Па Агнус и ма Хэлен со смешанным выражением удивления и замешательства уставились на него. И тут сами собой на язык Джеку пришли слова, которые вывели из оцепенения хозяев дома.
— Я ненадолго приехал к вам, — тихо произнес Джек. — Очень хотелось вас видеть, и вот решил навестить.
— Как хорошо ты сделал, что навестил нас! — с облегчением воскликнула ма Хэлен. — Мы так соскучились по тебе.
— И правильно сделал! — громко заявил доктор Агнус. — Здесь ты всегда дома.
Джек Прайд прожил в доме, в котором провел большую и лучшую часть своей жизни, несколько дней. Тайком он искал работу и вскоре нашел место грузчика в грузовом отделе Торонтского международного аэропорта. Сняв комнату, Джек объявил Агнусу и Хэлен, что уезжает, но просил не провожать его. Снова были слезы, напутствия, но на этот раз Джек был совершенно спокоен, и в уголках его губ застыла едва заметная горькая улыбка.
Теперь на свой родной дом Джек Прайд смотрит только издали. И лишь в дождливые осенние вечера он крадучись пробирается к крыльцу, чтобы дотронуться до бронзовой ручки входной двери.

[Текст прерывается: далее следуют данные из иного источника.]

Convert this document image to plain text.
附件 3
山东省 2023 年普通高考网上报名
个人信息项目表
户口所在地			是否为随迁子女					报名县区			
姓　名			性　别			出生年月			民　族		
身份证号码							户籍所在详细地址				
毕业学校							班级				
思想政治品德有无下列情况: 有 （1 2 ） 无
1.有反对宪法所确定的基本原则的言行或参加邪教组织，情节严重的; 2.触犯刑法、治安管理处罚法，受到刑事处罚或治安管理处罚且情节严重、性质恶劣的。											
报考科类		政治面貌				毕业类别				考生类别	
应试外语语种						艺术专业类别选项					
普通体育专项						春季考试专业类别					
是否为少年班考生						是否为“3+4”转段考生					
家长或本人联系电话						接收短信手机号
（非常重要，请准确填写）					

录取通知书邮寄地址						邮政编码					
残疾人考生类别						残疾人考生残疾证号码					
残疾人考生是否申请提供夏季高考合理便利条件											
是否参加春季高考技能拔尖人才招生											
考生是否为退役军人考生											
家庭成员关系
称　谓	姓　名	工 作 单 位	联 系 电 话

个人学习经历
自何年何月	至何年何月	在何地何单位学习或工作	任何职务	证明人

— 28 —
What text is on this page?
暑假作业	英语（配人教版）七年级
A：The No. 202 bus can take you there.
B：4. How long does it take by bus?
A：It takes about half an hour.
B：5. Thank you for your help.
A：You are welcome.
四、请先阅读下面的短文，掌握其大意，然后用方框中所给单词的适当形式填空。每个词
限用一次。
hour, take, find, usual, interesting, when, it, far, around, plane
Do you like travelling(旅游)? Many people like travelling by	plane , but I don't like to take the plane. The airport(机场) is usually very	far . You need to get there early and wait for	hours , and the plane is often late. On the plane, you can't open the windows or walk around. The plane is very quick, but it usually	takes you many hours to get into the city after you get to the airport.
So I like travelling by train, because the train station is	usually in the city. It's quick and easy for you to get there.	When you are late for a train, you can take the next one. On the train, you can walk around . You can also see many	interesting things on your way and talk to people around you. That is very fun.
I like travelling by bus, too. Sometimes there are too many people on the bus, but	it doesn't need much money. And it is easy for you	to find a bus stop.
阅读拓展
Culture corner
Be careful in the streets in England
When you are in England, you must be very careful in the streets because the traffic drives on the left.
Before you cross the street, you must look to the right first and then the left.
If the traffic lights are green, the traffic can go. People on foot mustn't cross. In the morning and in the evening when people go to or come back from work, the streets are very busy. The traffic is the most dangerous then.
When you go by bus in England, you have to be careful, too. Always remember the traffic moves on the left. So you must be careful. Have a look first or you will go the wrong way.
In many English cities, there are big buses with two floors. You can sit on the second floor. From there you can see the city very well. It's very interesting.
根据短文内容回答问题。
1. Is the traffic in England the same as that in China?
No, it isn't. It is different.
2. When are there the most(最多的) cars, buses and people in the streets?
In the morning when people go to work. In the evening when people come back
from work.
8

Он живет этой единственной радостью, но, прежде чем решиться подойти к дому, он заворачивает в бар отеля «Холидей Инн» и торопливо опрокидывает в рот подряд несколько стаканчиков виски.
Иногда он слышит, как наигрывает на гитаре дядя Дэви. Музыка знакомая, щемящая. Джек забыл ее название, только помнит, что это название чего-то далекого, несбывшегося, и мысленно он называет эту мелодию «Воспоминание о Баффиновой Земле».